Denise Parent Finds Joy In Jamming on First Solo Release “The Songs In My Heart”

Denise Parent, the beloved Hudson Valley guitarist known for her work with Grateful Dead cover band The Deadbeats and Brown Eyed Women, has released her first album of original music, The Songs In My Heart. 

Though Parent has been a songwriter and guitar player for the majority of her life, picking up a guitar for the first time at six years old, this is her first solo release. Parent wrote all songs herself.

denise parent

All of the tracks capture the warm, full quality of a live album. Parent’s historic career of jamming with The Deadbeats and Brown Eyed Woman is apparent in her light style. Every instrument is apparent in its own uniqueness; the boxiness of the drums, the strummed acoustic guitar in comparison to soaring electric riffs. All of these songs beg to be heard in a smokey venue, where one can experience what decades of practice and natural talent look like. 

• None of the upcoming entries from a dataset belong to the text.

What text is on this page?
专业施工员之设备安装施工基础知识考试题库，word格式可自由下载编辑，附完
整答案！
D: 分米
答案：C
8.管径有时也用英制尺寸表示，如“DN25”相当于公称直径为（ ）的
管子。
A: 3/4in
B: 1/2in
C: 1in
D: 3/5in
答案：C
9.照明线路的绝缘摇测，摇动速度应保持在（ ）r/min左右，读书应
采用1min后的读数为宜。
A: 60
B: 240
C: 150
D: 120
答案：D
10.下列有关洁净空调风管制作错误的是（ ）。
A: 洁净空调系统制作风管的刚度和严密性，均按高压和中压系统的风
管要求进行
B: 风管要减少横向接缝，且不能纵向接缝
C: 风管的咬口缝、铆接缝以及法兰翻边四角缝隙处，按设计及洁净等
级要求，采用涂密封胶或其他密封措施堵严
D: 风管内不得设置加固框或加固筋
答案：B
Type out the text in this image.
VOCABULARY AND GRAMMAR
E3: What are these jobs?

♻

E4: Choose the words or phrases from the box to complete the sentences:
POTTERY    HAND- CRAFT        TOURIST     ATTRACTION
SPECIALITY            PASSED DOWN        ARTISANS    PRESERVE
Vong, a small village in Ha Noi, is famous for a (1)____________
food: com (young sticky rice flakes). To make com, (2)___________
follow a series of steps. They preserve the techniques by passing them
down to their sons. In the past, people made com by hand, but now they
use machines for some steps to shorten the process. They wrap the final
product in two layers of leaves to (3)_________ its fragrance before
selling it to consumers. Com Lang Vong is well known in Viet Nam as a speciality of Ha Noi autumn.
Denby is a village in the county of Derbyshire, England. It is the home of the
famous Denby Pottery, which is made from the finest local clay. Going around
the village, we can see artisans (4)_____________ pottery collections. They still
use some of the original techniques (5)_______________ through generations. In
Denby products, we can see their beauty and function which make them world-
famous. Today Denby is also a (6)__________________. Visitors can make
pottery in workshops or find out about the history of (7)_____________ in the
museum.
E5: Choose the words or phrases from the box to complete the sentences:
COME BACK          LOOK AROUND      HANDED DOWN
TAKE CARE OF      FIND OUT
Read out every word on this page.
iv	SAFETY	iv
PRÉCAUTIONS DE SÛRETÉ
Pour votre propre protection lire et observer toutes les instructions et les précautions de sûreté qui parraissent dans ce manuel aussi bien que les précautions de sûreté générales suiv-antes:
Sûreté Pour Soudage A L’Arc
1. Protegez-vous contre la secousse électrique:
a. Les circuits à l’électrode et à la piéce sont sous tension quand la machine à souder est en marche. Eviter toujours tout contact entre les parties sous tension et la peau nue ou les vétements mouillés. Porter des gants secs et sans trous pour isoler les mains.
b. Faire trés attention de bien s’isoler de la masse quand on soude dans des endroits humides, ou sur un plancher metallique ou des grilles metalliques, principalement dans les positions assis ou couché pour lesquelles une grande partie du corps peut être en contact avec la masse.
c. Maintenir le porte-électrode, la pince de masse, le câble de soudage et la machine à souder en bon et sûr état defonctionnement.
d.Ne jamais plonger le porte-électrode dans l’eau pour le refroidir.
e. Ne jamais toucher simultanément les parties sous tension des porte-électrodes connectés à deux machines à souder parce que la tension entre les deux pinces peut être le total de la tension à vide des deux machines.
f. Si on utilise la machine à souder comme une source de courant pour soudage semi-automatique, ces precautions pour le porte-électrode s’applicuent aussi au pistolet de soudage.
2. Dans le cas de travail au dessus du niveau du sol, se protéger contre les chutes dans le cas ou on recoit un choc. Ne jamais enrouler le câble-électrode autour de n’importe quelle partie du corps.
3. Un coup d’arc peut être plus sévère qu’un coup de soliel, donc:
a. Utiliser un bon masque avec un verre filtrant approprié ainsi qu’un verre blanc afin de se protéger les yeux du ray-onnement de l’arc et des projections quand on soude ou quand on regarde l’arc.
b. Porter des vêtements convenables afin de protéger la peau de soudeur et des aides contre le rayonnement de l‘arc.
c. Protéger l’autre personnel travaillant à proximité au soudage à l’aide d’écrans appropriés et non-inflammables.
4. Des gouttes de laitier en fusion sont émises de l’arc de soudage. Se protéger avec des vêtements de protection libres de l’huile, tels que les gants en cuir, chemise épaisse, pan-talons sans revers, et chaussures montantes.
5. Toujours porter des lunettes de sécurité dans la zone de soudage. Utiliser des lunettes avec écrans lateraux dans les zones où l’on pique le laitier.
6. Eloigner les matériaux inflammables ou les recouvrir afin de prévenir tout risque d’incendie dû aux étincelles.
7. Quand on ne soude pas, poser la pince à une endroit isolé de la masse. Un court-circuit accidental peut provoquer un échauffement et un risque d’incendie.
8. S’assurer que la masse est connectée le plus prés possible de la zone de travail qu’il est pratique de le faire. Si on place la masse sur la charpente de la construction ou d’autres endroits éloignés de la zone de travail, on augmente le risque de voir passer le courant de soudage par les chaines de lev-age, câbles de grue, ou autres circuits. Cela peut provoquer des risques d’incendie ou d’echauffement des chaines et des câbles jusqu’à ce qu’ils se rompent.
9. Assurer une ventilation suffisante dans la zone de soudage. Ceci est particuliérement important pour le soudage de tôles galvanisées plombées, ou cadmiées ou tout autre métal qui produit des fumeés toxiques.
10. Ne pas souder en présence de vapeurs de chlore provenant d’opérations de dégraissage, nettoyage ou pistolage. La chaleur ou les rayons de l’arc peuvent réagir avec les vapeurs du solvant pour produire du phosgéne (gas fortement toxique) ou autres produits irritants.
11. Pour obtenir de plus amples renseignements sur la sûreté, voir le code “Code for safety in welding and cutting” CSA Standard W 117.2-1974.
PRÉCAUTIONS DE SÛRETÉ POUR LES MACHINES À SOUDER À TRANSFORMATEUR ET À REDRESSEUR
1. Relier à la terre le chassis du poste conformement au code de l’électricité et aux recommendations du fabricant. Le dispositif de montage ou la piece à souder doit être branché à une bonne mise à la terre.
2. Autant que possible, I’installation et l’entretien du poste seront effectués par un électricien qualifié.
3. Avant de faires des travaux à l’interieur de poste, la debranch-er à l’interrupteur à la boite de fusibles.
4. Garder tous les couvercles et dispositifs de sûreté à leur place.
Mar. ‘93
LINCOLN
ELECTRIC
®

Deadbeats band members Mike Johnson and Dan Gerken contributed to the album as well; Gerken engineered the project. Gerken also contributed guitars, bass guitar and keyboards, while Johnson played guitar on “Morning Sun” and “Get Over It”, songs the band have been playing together live for years. 

Much of Parent’s music reflects on her own emotions, and the ways in which music has helped her speak to them. These really do feel like songs that live in her heart, little reminders of how to stay hopeful and loving through life’s many seasons. On the poignant and bluesy “Morning Sun,” Parent sings: “It’s so hard to feel it all the time/To wait it out just for a little shine.” The jaunty tempo sets the perfect tone for the mournful lyrics. Ultimately, as hard as it gets, the tune encourages one to just keep trucking along. 

The album sends the message that for Parent, that shine has been music, and shine is something she’s keen on sharing. On “Hey Darlin,” a chugging minor-key groove, Parent seeks to bring love and happiness to the titular character. As a song that seeks to make someone move, the insane electric guitar breakdowns throughout surely help. 

On album opener “Shangri-La,” Denise Parent tells the story of a family growing together over time, finding their own version of happiness and paradise together. The song echoes a statement by Parent from her press release: “I thank my musical mothers and fathers and brothers and sisters for inspiring me to create and to sing and to play my heart out. I thank every artist and thinker who ever made me think twice about something, and who opened my mind and my heart.” These musical family members allowed her to make that journey, complicated and never quite complete, to her own musical Shangri-La.

A musician who has made her career performing covers, Parent’s solo music reflects the way the simple art of music has allowed her expression for a wide range of deep emotions. From the joyful freedom and peace of “Shangri-La” to the jauntily mournful “Morning Sun,” to the it-gets-better anthem “Get Over It,” all the songs have a message of making it through. Things will get better, happiness will come again, and if you listen in, Parent’s music just may help guide you there.